O Estado de S. Paulo – Caderno 2
13 de abril de 2015
por Vanessa Barbara
Depois da crônica “Extraordinários” (O Estado de S. Paulo, 5/1/2015), vários mineiros de confiança vieram me procurar para dizer que: a) estavam presentes quando o tiranossauro perseguiu o Chevette na estrada de Piau para Coronel Pacheco; ou b) gostariam de mais informações sobre a criação de tarântulas; ou c) a planta que germinou dentro do gesso do indivíduo citado era um pé de feijão.

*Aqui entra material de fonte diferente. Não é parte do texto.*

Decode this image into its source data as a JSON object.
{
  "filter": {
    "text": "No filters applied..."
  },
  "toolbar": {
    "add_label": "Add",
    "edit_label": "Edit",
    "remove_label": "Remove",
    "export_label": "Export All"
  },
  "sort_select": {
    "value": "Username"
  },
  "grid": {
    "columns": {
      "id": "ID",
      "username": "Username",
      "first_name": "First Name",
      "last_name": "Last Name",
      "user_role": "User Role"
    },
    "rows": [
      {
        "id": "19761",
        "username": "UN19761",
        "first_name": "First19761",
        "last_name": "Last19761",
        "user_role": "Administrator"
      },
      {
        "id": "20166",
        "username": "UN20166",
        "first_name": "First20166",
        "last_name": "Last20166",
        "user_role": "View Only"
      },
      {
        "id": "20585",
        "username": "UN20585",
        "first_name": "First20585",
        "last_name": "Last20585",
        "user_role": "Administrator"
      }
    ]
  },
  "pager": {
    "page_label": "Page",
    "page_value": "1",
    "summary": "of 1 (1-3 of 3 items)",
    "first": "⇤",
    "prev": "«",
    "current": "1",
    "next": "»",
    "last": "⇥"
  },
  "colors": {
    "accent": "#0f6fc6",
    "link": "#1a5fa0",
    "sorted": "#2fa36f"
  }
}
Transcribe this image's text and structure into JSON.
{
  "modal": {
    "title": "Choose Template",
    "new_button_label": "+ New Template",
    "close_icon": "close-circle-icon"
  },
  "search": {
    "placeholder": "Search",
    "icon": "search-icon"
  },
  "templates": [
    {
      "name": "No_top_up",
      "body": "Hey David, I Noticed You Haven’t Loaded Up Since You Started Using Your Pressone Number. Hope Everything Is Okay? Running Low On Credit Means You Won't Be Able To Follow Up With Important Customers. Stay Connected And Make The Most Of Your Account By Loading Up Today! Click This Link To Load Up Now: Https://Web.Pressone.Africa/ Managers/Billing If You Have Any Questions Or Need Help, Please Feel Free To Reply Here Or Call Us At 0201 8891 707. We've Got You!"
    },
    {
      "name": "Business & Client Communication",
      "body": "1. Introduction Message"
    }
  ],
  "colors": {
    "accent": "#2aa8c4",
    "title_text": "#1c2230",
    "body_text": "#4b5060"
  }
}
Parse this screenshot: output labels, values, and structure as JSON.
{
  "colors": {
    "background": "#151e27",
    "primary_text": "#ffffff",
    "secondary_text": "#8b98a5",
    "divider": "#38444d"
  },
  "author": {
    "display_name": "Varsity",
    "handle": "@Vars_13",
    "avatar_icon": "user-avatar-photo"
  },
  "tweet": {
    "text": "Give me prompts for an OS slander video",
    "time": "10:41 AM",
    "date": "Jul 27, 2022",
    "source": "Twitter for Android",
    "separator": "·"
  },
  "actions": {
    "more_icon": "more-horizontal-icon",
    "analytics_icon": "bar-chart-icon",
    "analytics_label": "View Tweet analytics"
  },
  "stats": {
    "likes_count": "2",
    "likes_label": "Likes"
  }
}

Outras histórias vagamente críveis foram relatadas, motivo pelo qual resolvi publicar uma segunda parte da série sobre os mineiros, esses seres que estão sempre nos lugares mais improváveis em momentos pouco cabíveis, junto a criaturas que podem ou não existir no universo cognoscível.
Um amigo me contou de um senhor de Governador Valadares que tentou imigrar para os Estados Unidos sem falar inglês. Dentro de uma van cheia de ilegais, ao ouvir o policial da fronteira dizer ao motorista: “OK, thank you very much”, ele entendeu: “OK, tranque o velho e mate”. E saiu gritando: “Não, por favor, não precisa matar, não”.

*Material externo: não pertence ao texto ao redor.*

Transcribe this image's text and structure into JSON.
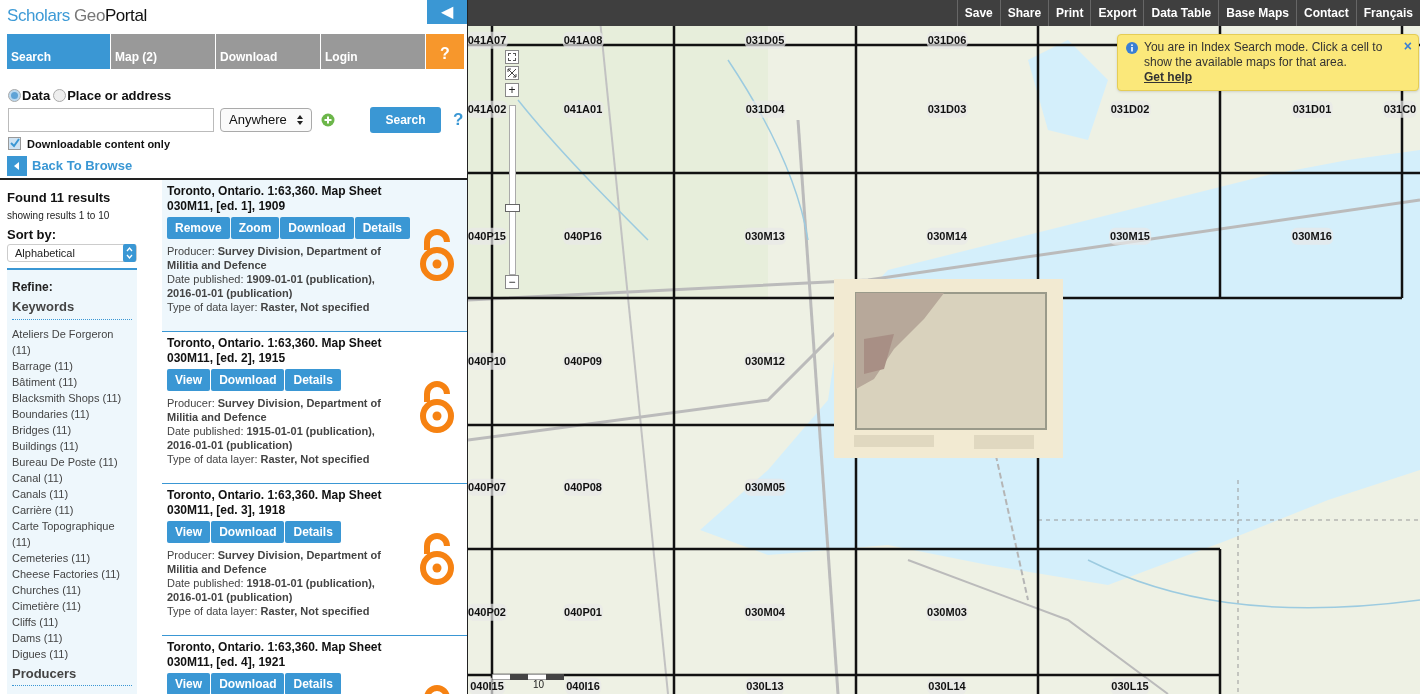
{
  "logo": {
    "part_1": "Scholars",
    "part_2": "Geo",
    "part_3": "Portal"
  },
  "collapse_button": "◀",
  "tabs": [
    {
      "label": "Search",
      "selected": true,
      "kind": "tab"
    },
    {
      "label": "Map (2)",
      "selected": false,
      "kind": "tab"
    },
    {
      "label": "Download",
      "selected": false,
      "kind": "tab"
    },
    {
      "label": "Login",
      "selected": false,
      "kind": "tab"
    },
    {
      "label": "?",
      "selected": false,
      "kind": "help"
    }
  ],
  "search": {
    "modes": [
      {
        "label": "Data",
        "selected": true
      },
      {
        "label": "Place or address",
        "selected": false
      }
    ],
    "extent": "Anywhere",
    "button": "Search",
    "help": "?",
    "downloadable_only": {
      "label": "Downloadable content only",
      "checked": true
    },
    "back": "Back To Browse"
  },
  "results_summary": {
    "found": "Found 11 results",
    "showing": "showing results 1 to 10",
    "sort_label": "Sort by:",
    "sort_value": "Alphabetical"
  },
  "refine": {
    "title": "Refine:",
    "sections": [
      {
        "heading": "Keywords",
        "items": [
          "Ateliers De Forgeron (11)",
          "Barrage (11)",
          "Bâtiment (11)",
          "Blacksmith Shops (11)",
          "Boundaries (11)",
          "Bridges (11)",
          "Buildings (11)",
          "Bureau De Poste (11)",
          "Canal (11)",
          "Canals (11)",
          "Carrière (11)",
          "Carte Topographique (11)",
          "Cemeteries (11)",
          "Cheese Factories (11)",
          "Churches (11)",
          "Cimetière (11)",
          "Cliffs (11)",
          "Dams (11)",
          "Digues (11)"
        ]
      },
      {
        "heading": "Producers"
      }
    ]
  },
  "results": [
    {
      "title": "Toronto, Ontario. 1:63,360. Map Sheet 030M11, [ed. 1], 1909",
      "selected": true,
      "buttons": [
        "Remove",
        "Zoom",
        "Download",
        "Details"
      ],
      "lines": [
        "Producer: **Survey Division, Department of Militia and Defence**",
        "Date published: **1909-01-01 (publication), 2016-01-01 (publication)**",
        "Type of data layer: **Raster, Not specified**"
      ]
    },
    {
      "title": "Toronto, Ontario. 1:63,360. Map Sheet 030M11, [ed. 2], 1915",
      "selected": false,
      "buttons": [
        "View",
        "Download",
        "Details"
      ],
      "lines": [
        "Producer: **Survey Division, Department of Militia and Defence**",
        "Date published: **1915-01-01 (publication), 2016-01-01 (publication)**",
        "Type of data layer: **Raster, Not specified**"
      ]
    },
    {
      "title": "Toronto, Ontario. 1:63,360. Map Sheet 030M11, [ed. 3], 1918",
      "selected": false,
      "buttons": [
        "View",
        "Download",
        "Details"
      ],
      "lines": [
        "Producer: **Survey Division, Department of Militia and Defence**",
        "Date published: **1918-01-01 (publication), 2016-01-01 (publication)**",
        "Type of data layer: **Raster, Not specified**"
      ]
    },
    {
      "title": "Toronto, Ontario. 1:63,360. Map Sheet 030M11, [ed. 4], 1921",
      "selected": false,
      "buttons": [
        "View",
        "Download",
        "Details"
      ]
    }
  ],
  "toolbar": [
    "Save",
    "Share",
    "Print",
    "Export",
    "Data Table",
    "Base Maps",
    "Contact",
    "Français"
  ],
  "notice": {
    "text": "You are in Index Search mode. Click a cell to show the available maps for that area.",
    "link": "Get help",
    "close": "×"
  },
  "zoom": {
    "plus": "+",
    "minus": "−",
    "level": 0.42
  },
  "scale_bar": {
    "label": "10"
  },
  "grid_rows": [
    [
      "041A07",
      "041A08",
      "031D05",
      "031D06"
    ],
    [
      "041A02",
      "041A01",
      "031D04",
      "031D03",
      "031D02",
      "031D01",
      "031C0"
    ],
    [
      "040P15",
      "040P16",
      "030M13",
      "030M14",
      "030M15",
      "030M16"
    ],
    [
      "040P10",
      "040P09",
      "030M12"
    ],
    [
      "040P07",
      "040P08",
      "030M05"
    ],
    [
      "040P02",
      "040P01",
      "030M04",
      "030M03"
    ],
    [
      "040I15",
      "040I16",
      "030L13",
      "030L14",
      "030L15"
    ]
  ]
}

Fica a critério do leitor, dependendo de seu estado de origem, acreditar ou não nessa anedota.
Da mesma fonte veio o caso de uma senhorinha, também mineira e imigrante, que trabalhava num restaurante americano. Segundo consta, ela ficava indignada quando ouvia o chefe gritar: “Potato! Potato!”, porque entendia: “Puteiro! Puteiro!”.
Tem também a história de um camarada que, na infância, meteu um grão de feijão numa das narinas enquanto brincava com uma porção crua da referida fava. Como o item não bloqueou sua respiração, lá ficou; dizem que só descobriram a traquinagem quando um galho verde começou a brotar do interior de seu nariz.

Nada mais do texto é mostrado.